I couldn't see it, but I could feel it. A rumble, a march, of things so tiny. Invading, and devouring, and sprawling, without a sense of direction. Stampeding, and bouncing here and there, greedy of life. And sprouting, life of there own.Growing their Kingdom, in the territory of the foreign, akin to a portrayal of Mongolian brutishness. Crude, and parasitic, conquering everything, in a massacre so merciless. In a progression, in a chaos...
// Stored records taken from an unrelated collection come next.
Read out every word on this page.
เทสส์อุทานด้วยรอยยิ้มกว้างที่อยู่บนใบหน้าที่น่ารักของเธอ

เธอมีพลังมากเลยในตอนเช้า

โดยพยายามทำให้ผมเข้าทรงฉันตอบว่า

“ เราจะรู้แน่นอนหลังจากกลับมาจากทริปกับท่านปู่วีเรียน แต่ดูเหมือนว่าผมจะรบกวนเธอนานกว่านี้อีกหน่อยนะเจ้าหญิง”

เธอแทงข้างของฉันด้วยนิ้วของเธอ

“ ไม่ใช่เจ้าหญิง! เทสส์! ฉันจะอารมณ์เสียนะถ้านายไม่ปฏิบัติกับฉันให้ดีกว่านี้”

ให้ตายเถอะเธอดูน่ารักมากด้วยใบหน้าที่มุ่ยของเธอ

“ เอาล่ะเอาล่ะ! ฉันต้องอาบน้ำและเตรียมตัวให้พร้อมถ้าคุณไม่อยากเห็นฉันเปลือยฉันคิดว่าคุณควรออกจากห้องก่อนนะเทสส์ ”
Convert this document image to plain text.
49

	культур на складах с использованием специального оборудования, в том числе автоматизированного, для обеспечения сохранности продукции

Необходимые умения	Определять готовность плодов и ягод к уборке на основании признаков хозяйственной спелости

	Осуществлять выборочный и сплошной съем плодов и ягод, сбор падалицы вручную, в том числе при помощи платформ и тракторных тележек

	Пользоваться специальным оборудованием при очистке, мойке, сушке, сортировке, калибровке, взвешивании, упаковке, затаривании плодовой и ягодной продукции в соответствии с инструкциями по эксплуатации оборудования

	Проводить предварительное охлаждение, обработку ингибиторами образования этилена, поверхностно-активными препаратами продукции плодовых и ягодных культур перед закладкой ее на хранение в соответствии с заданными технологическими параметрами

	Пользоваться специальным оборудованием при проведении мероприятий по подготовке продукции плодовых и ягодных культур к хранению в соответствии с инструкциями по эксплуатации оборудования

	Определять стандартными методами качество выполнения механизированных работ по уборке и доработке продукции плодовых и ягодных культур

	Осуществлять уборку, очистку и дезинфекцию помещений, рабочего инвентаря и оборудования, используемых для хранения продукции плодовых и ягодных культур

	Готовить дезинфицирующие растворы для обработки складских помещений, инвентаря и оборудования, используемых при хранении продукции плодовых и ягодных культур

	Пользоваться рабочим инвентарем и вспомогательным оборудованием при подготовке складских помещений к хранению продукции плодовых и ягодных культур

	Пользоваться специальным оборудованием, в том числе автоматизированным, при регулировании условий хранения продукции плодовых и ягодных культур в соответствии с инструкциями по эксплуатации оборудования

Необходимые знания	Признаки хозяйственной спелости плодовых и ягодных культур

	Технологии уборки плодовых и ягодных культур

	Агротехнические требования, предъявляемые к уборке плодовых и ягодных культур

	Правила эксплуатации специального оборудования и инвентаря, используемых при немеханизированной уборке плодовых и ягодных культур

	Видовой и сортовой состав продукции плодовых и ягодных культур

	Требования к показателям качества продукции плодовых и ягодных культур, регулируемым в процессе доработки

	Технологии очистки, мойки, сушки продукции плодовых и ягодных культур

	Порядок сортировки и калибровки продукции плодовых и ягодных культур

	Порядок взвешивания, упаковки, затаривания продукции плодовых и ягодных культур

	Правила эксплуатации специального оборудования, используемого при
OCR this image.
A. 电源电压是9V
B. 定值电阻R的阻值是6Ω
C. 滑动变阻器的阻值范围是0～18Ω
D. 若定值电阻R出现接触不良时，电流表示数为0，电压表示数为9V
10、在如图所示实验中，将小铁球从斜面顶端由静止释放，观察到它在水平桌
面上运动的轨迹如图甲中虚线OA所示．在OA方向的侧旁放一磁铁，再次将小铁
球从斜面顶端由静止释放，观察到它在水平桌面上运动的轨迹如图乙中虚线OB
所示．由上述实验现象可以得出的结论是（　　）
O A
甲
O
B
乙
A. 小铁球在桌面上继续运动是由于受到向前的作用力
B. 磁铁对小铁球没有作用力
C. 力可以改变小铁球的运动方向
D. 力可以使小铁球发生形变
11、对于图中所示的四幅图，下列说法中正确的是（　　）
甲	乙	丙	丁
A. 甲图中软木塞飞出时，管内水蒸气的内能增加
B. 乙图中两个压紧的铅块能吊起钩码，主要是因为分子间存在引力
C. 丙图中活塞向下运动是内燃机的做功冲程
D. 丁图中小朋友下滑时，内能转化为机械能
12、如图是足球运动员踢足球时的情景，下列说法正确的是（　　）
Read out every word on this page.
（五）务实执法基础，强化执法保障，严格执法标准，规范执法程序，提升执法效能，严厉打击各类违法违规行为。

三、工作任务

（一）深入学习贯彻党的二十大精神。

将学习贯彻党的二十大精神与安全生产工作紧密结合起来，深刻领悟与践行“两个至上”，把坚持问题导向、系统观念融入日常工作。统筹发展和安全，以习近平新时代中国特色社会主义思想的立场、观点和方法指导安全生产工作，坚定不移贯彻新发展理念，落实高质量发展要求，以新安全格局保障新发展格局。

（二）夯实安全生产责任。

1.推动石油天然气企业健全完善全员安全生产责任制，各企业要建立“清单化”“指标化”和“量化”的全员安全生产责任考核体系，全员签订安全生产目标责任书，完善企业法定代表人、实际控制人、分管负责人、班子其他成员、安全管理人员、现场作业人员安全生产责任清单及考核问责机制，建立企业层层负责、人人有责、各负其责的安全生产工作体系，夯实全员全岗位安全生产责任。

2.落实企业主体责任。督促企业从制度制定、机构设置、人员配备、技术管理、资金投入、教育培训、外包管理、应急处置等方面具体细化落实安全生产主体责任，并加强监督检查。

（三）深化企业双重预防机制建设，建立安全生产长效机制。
Meanwhile, I stumbled over spoons and knives. A rack yet clattered somewhere on the floor. I bumped into something. Outside the kitchen window, a small, pretty bird perched on a stalk jutting out its blue breast, and sang. Life inside everything flaunted like a bare truth, so envied, so longed for. I had clutched my head. I was pulling out my hair, wincing and out of breath, screaming and crying. Longing for the shades of life, that were outside. But pain sucked the patience out of me. While I was in a dilemma over it, a hand of mine grabbed a knife. And slit my throat a couple of times. There was a rush of million cells, a gush of blood, all liberated. Chaotic. Painting my dress red. While the exuberant Life shouted at me to stop, those little marching bodies inside my head had declared it done. Those tiny cells had enormous strength, they murdered, they engulfed. They made a mass of a cancerous tumor inside my head. And I couldn't bear it no more. So, I made the final cut..

Now as the serenity of Utopia finally prevailed, and there was no more disorder, but a hue of godlike purple everywhere, like on the wings of the fairies and angels, I knew I chose right.